SLP limitations: Like any new system, a number of limitations exist with SLP in its current state. Most of these limitations relate to the scalability of the system. SLP adopted many of the scalability features of AppleTalk, while at the same time trying to improve upon AppleTalk's limitations in large network environments. Many of SLP's scalability features, however, have not yet been fully implemented.

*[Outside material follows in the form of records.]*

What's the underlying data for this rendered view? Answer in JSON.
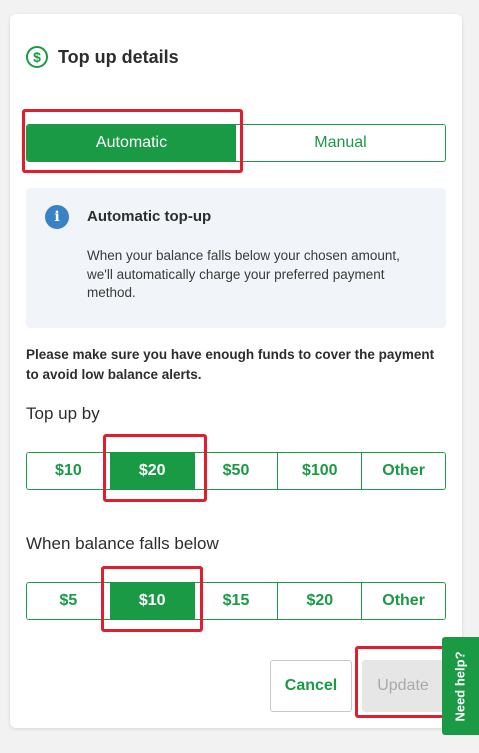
{
  "header": {
    "title": "Top up details",
    "icon": "dollar-circle-icon"
  },
  "mode": {
    "automatic": "Automatic",
    "manual": "Manual",
    "selected": "Automatic"
  },
  "info": {
    "title": "Automatic top-up",
    "body": "When your balance falls below your chosen amount, we'll automatically charge your preferred payment method."
  },
  "notice": "Please make sure you have enough funds to cover the payment to avoid low balance alerts.",
  "top_up": {
    "label": "Top up by",
    "options": [
      "$10",
      "$20",
      "$50",
      "$100",
      "Other"
    ],
    "selected": "$20"
  },
  "threshold": {
    "label": "When balance falls below",
    "options": [
      "$5",
      "$10",
      "$15",
      "$20",
      "Other"
    ],
    "selected": "$10"
  },
  "actions": {
    "cancel": "Cancel",
    "update": "Update"
  },
  "help": {
    "label": "Need help?"
  },
  "colors": {
    "accent": "#1a9a45",
    "info": "#3b82c4",
    "highlight": "#e01e2e"
  }
}
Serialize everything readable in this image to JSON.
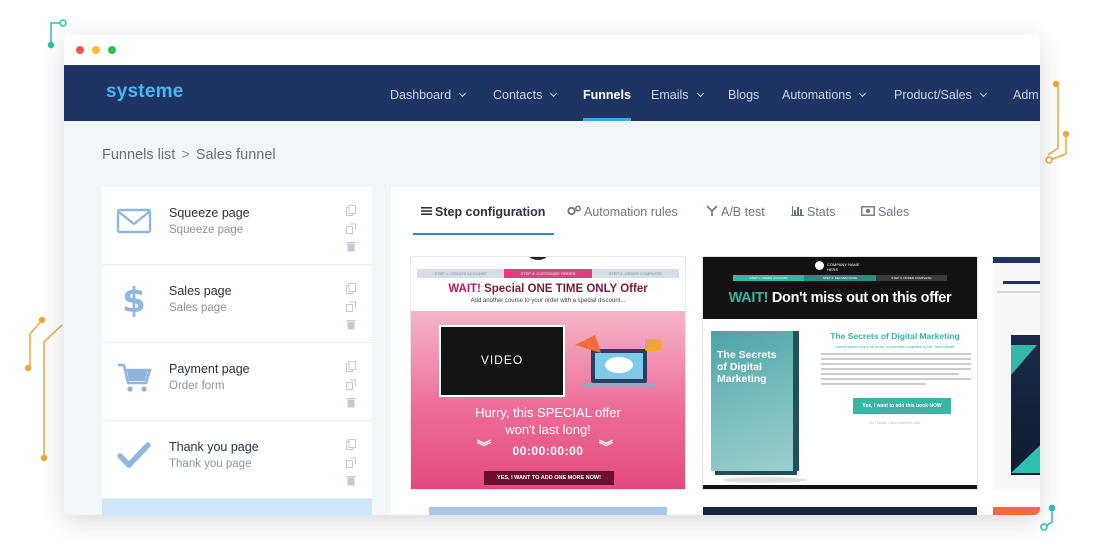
{
  "app": {
    "logo": "systeme",
    "nav": [
      {
        "label": "Dashboard",
        "dropdown": true,
        "active": false
      },
      {
        "label": "Contacts",
        "dropdown": true,
        "active": false
      },
      {
        "label": "Funnels",
        "dropdown": false,
        "active": true
      },
      {
        "label": "Emails",
        "dropdown": true,
        "active": false
      },
      {
        "label": "Blogs",
        "dropdown": false,
        "active": false
      },
      {
        "label": "Automations",
        "dropdown": true,
        "active": false
      },
      {
        "label": "Product/Sales",
        "dropdown": true,
        "active": false
      },
      {
        "label": "Adm",
        "dropdown": false,
        "active": false
      }
    ]
  },
  "breadcrumb": {
    "root": "Funnels list",
    "separator": ">",
    "current": "Sales funnel"
  },
  "steps": [
    {
      "title": "Squeeze page",
      "subtitle": "Squeeze page",
      "icon": "envelope-icon"
    },
    {
      "title": "Sales page",
      "subtitle": "Sales page",
      "icon": "dollar-icon"
    },
    {
      "title": "Payment page",
      "subtitle": "Order form",
      "icon": "cart-icon"
    },
    {
      "title": "Thank you page",
      "subtitle": "Thank you page",
      "icon": "checkmark-icon"
    }
  ],
  "tabs": [
    {
      "label": "Step configuration",
      "icon": "list-icon",
      "active": true
    },
    {
      "label": "Automation rules",
      "icon": "gears-icon",
      "active": false
    },
    {
      "label": "A/B test",
      "icon": "split-icon",
      "active": false
    },
    {
      "label": "Stats",
      "icon": "bar-chart-icon",
      "active": false
    },
    {
      "label": "Sales",
      "icon": "money-icon",
      "active": false
    }
  ],
  "template1": {
    "progress": [
      "STEP 1: CREATE ACCOUNT",
      "STEP 2: CUSTOMIZE ORDER",
      "STEP 3: ORDER COMPLETE"
    ],
    "headline_wait": "WAIT!",
    "headline_rest": " Special ONE TIME ONLY Offer",
    "subline": "Add another course to your order with a special discount...",
    "video_label": "VIDEO",
    "hurry_line1": "Hurry, this SPECIAL offer",
    "hurry_line2": "won't last long!",
    "countdown": "00:00:00:00",
    "cta": "YES, I WANT TO ADD ONE MORE NOW!",
    "accent": "#e43d7c"
  },
  "template2": {
    "logo": "COMPANY NAME HERE",
    "progress": [
      "STEP 1: ORDER ACCOUNT",
      "STEP 2: DELIVER MADE",
      "STEP 3: ORDER COMPLETE"
    ],
    "headline_wait": "WAIT!",
    "headline_rest": " Don't miss out on this offer",
    "book_title": "The Secrets of Digital Marketing",
    "title": "The Secrets of Digital Marketing",
    "tagline": "\"Lorem ipsum dolor sit amet, consectetur adipiscing elit. Sed blandit\"",
    "cta": "Yes, I want to add this book NOW",
    "decline": "No Thanks, I don't need this offer",
    "accent": "#36b6a4"
  }
}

Just as AppleTalk defined the concept of a "zone", in which services could be searched for in a hierarchical manner, SLP defines the very similar concept of a "scope." Unfortunately Apple's implementation of scopes in NSL (called "neighborhoods") is somewhat limiting. In Mac OS 9, for example, the scope in which a particular service is registered is usually set to the search domain (from the TCP/IP control panel) for that service's machine. All services without search domains appear in the same, non-hierarchical list.

SLP also attempted to mimic AppleTalk's ability to provide dynamic naming services without need for any centralized name server or other agent. SLP uses a technique known as IP multicast for this purpose. IP multicast requires the cooperation of IP routers, the devices which connect IP subnets together to form intranets. Most current IP routers implement IP multicast, which is used for such features as IP-based audio and video broadcasting and video conferencing. However IP multicasting may not be completely implemented across some intranets. In the absence of IP multicasting, SLP name lookups will only work within the subnet on which they are performed, or within the groups of subnets over which IP multicast is supported.

In large environments, AppleTalk's independence from centralized name servers was sometimes viewed as a limitation. NBP used multicast to enable independence from name servers, and AppleTalk multicasts could propagate throughout the intranet. SLP attempts to improve upon NBP by optionally allowing names servers, called "directory agents" or DA's. DA's minimize the need to use IP multicast, and can result in significantly less traffic than a completely distributed system like NBP. They can also enhance the protocol's hierarchical scope concept, and provide other services. Unfortunately, at the current time, no commercially supported DA is available, so IP multicast must continue to be used. As SLP momentum continues, however, it is expected that DA's will be available in the near future.

Despite its current limitations, SLP remains very useable for specific tasks, such as dynamic service location on all but the largest of intranets. Even within large intranets, SLP should function well for workgroup-specific service location. And as both Apple and third-parties enhance their implementations, most current limitations should soon be eliminated, providing an IP service location system that is just as easy to use as AppleTalk's.

Summary: After a number of years of inattention, Apple's effort to bring AppleTalk's ease-of-use to Internet protocols is beginning to pay off. The Service Location Protocol shows promise for providing a much-needed means of dynamically browsing for and selecting services in intranet environments. As with most new protocols, limitations and issues remain, and third party implementations are scarce, but the inclusion of SLP in Mac OS 9, coupled with efforts such as Open Door's ShareWay, should serve to further enhance the momentum behind SLP.